In the past two weeks, the IDF has killed well over 100 Palestinians in the most ferocious attack since Israel occupied Arab lands in the 1967 war.

The Arab-American Anti-Discrimination Committee (ADC) announced demonstrations in Washington and Los Angeles March 30 to protest the bloodbath.

Marvin Winfield, an ADC organizer who is helping mobilize for the demonstrations, told the World, “There is a sense of emergency. Many people feel the strong need to do something to protest the bloodshed. I don’t believe the Bush administration is really serious about the war on terrorism as long as it refuses to support the rights of the Palestinian people.”

Bush had sent retired Marine General Anthony Zinni to Israel on the pretext of resuming the peace process. But peace forces charge that the administration postponed Zinni’s arrival to give Sharon time to “finish off” the Palestinians. Others charged that Bush shifted from his position of giving Sharon a free hand only in order to ease growing Arab opposition during Vice President Richard Cheney’s 12-day trip to the region. A plan by the Saudis to end the Israeli occupation of Palestine and establish two states, Israel and Palestine, has won widspread support throughout the Arab world.

“The escalating violence between Palestinians and Israelis is disastrous for both people,” the ADC’s call for the March 30 demonstrations said. “We invite all people of good will to join with the ADC and the Arab-American community in a day of support for the Palestinian people in their determination to end the Israeli occupation.”

The way to peace, the statement added, “has long been recognized by an international consensus as embraced in international law and U.N. Security Council resolutions.” It includes “land for peace,” “two peoples and two states,” a “shared Jerusalem” and the right of the Palestinians to return to Palestine and reclaim their homes and land.
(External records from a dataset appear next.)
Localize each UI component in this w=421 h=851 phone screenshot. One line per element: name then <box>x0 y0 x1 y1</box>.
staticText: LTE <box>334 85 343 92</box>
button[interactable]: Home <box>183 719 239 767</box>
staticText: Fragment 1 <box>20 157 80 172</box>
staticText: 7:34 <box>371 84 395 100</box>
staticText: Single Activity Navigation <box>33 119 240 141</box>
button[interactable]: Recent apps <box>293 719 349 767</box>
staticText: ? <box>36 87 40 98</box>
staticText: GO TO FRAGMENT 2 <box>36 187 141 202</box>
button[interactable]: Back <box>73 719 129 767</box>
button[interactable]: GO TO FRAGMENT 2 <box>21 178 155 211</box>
The ADC statement continued, “The United States is not a neutral party to this conflict. Israel uses billions in annual U.S. financial aid to maintain the occupation, build settlements, demolish homes and dispossess and oppress the Palestinians.”

Josh Ruevner, leader of Jews for Israeli and Palestinian Peace (JIPP), told the World his group is now organizing a national conference in Washington D.C. April 26-29 of Jewish activists. “We support a two state solution,” he said. “Israel must end its occupation of the West Bank, the Gaza Strip and East Jerusalem in order to allow the establishment of a viable Palestinian state.”
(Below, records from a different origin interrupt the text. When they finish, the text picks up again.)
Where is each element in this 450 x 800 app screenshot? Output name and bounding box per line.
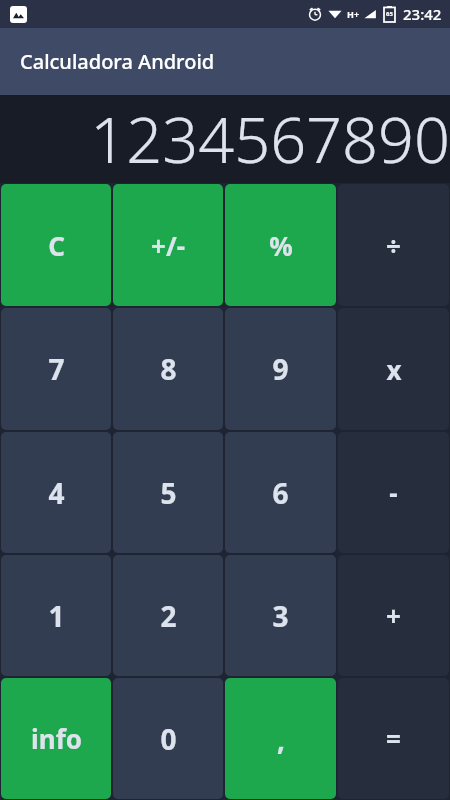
staticText: 6 <box>272 474 289 512</box>
button[interactable]: ÷ <box>338 184 449 306</box>
staticText: 65 <box>386 10 393 18</box>
button[interactable]: 8 <box>113 308 223 430</box>
staticText: info <box>31 721 82 756</box>
staticText: 1 <box>48 597 65 635</box>
staticText: 1234567890 <box>0 96 450 182</box>
staticText: % <box>269 228 293 263</box>
staticText: 5 <box>160 474 177 512</box>
button[interactable]: 7 <box>1 308 111 430</box>
staticText: 3 <box>272 597 289 635</box>
staticText: 8 <box>160 350 177 388</box>
button[interactable]: % <box>225 184 336 306</box>
staticText: + <box>386 598 401 633</box>
button[interactable]: = <box>338 678 449 799</box>
staticText: H+ <box>347 8 360 20</box>
staticText: , <box>277 720 285 758</box>
staticText: 0 <box>160 720 177 758</box>
button[interactable]: - <box>338 432 449 553</box>
button[interactable]: C <box>1 184 111 306</box>
button[interactable]: 2 <box>113 555 223 676</box>
button[interactable]: , <box>225 678 336 799</box>
staticText: 9 <box>272 350 289 388</box>
staticText: = <box>386 721 401 756</box>
button[interactable]: +/- <box>113 184 223 306</box>
button[interactable]: 6 <box>225 432 336 553</box>
button[interactable]: 4 <box>1 432 111 553</box>
staticText: C <box>48 228 65 263</box>
button[interactable]: 9 <box>225 308 336 430</box>
staticText: +/- <box>151 228 185 263</box>
staticText: Calculadora Android <box>20 48 215 75</box>
staticText: 4 <box>48 474 65 512</box>
staticText: x <box>386 352 402 387</box>
button[interactable]: 3 <box>225 555 336 676</box>
button[interactable]: + <box>338 555 449 676</box>
button[interactable]: 1 <box>1 555 111 676</box>
button[interactable]: 5 <box>113 432 223 553</box>
button[interactable]: 0 <box>113 678 223 799</box>
staticText: 2 <box>160 597 177 635</box>
button[interactable]: x <box>338 308 449 430</box>
button[interactable]: info <box>1 678 111 799</box>
staticText: ÷ <box>386 228 401 263</box>
staticText: 23:42 <box>403 4 442 24</box>
staticText: 7 <box>48 350 65 388</box>
staticText: - <box>389 475 398 510</box>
Sharon, he said, acts as if he is “addicted to the thrill and power of military occupation. The United States acts as the drug pusher, peddling weapons and diplomatic support to enable Israel to perpetuate this occupation.”

Ruevner was one of a dozen Americans of Jewish background who sat down in front of Israeli tanks outside Ramallah last December to protest the occupation. He later met with Palestinain President Yasir Arafat.
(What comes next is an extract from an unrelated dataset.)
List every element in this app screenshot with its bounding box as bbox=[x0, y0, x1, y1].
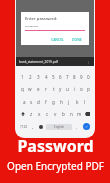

Cheney was in the Middle East further destabilizing the region by pleading for Arab support of the administation’s plan to attack Iraq. Jordan’s King Abdullah II expressed concern on the “repercussions of any possible strike on Iraq and the dangers of that on the stability and security of the region.”

Abdullah told Cheney U.S. differences with Iraq should be resolved “through dialogue and peaceful means.”